By allowing the Courts to assign maintenance and support at its discretion, and reserving the right to decree support in the future. The State assumes a position of dominance, subjugating citizens to deprivation and involuntary servitude by legal coercion at the Courts discretion, and as the support petitioner pleases. This is clearly a violation of the 13th Amendment, in fact it violates the 14th amendment, depending on the circumstances applied by the Courts discretion and application of the Law. By perpetuating an economically bound relationship between irreconcilable parties this code enacts and condones a heinous egregious inhumane act, it is clearly cruel and unusual punishment to legally coerce people to suffer who are clearly already suffering by forcing them to incur expense more often than not beyond their means to comply, let alone sustain mental and physical suffering from the dissolution of marriage, because the State allows for the Judgement of legal consensus to dictate a citizens life at their discretion. The latter is the definition of subjugation, it is inhumane and leaves no path of least resistance for reconciliation or healing either party, in fact the legal coercion using the State code, exacerbates social suffering of all parties involved.

Again, this broad presumption of legal coercion sets a precedent of oppression, a Court should consider either party equally regarding the Law, within a 50/50 split of the assets titled between the two parties. Why should Spousal awards exceed more than four years, the latter being a period long enough to establish sustaining themselves, for education and vocational opportunities, for sustaining their own life, liberty and pursuits of happiness.

Michael C. Lucas writes:

§ 20-107.1. Court may decree as to maintenance and support of spouses.

C. The court, in its discretion, may decree that maintenance and support of a spouse be made in periodic payments for a defined duration, or in periodic payments for an undefined duration, or in a lump sum award, or in any combination thereof.

D. In addition to or in lieu of an award pursuant to subsection C, the court may reserve the right of a party to receive support in the future. In any case in which the right to support is so reserved, there shall be a rebuttable presumption that the reservation will continue for a period equal to 50 percent of the length of time between the date of the marriage and the date of separation. Once granted, the duration of such a reservation shall not be subject to modification.

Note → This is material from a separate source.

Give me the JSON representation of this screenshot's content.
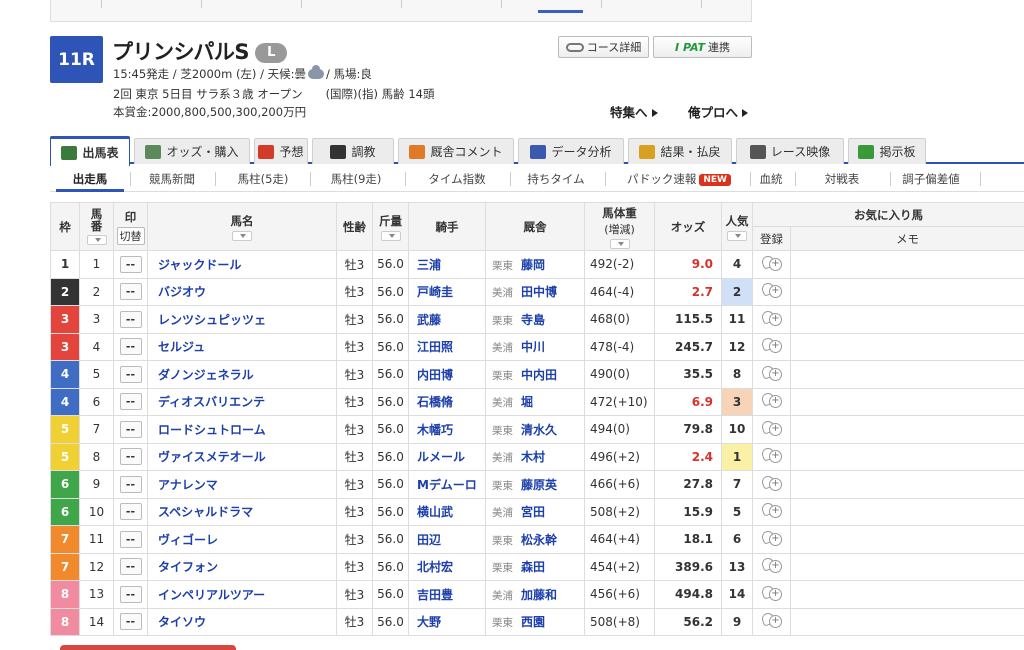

The latter sections C and D, leaves a citizen subject to perpetual suffering at the Courts discretion. The length of a marriage is dependent upon the condonation of both parties. A dissolution of marriage establishes that the marriage is no longer condoned and the marital obligations, have been dissolved with an end date, therefore all economic maintenance support should justifiably have an end date. The free will to dissolve the marital contract nullifies any further compact with the relationship. The State’s first and foremost responsibility is in establishing Laws that sustain an amiable society, a peaceful separation equally within the Law, and certainly in respect of Constitutional liberties.

JUNE CLARK writes:

MY HUSBAND IS 90 YEARS OLD AND HAS BEEN PAYING ALIMONY FOR OVER 37 YEARS. I THINK ALIMONY SHOULD BE CUT OFF FOR FOLKS THAT ARE RETIRED AND ALSO CONSIDER FACTORS SUCH AS HEALTH. IT IS SORT OF A LIFETIME OF LOTTERY WITH NO END IN SIGHT.ALSO WE NEED TO CONSIDER THAT A LOT OF THESE FOLKS ARE VETERANS. WHAT A WAY TO TREAT THOSE THAT HAVE SOUGHT TO PROTECT OUR COUNTRY.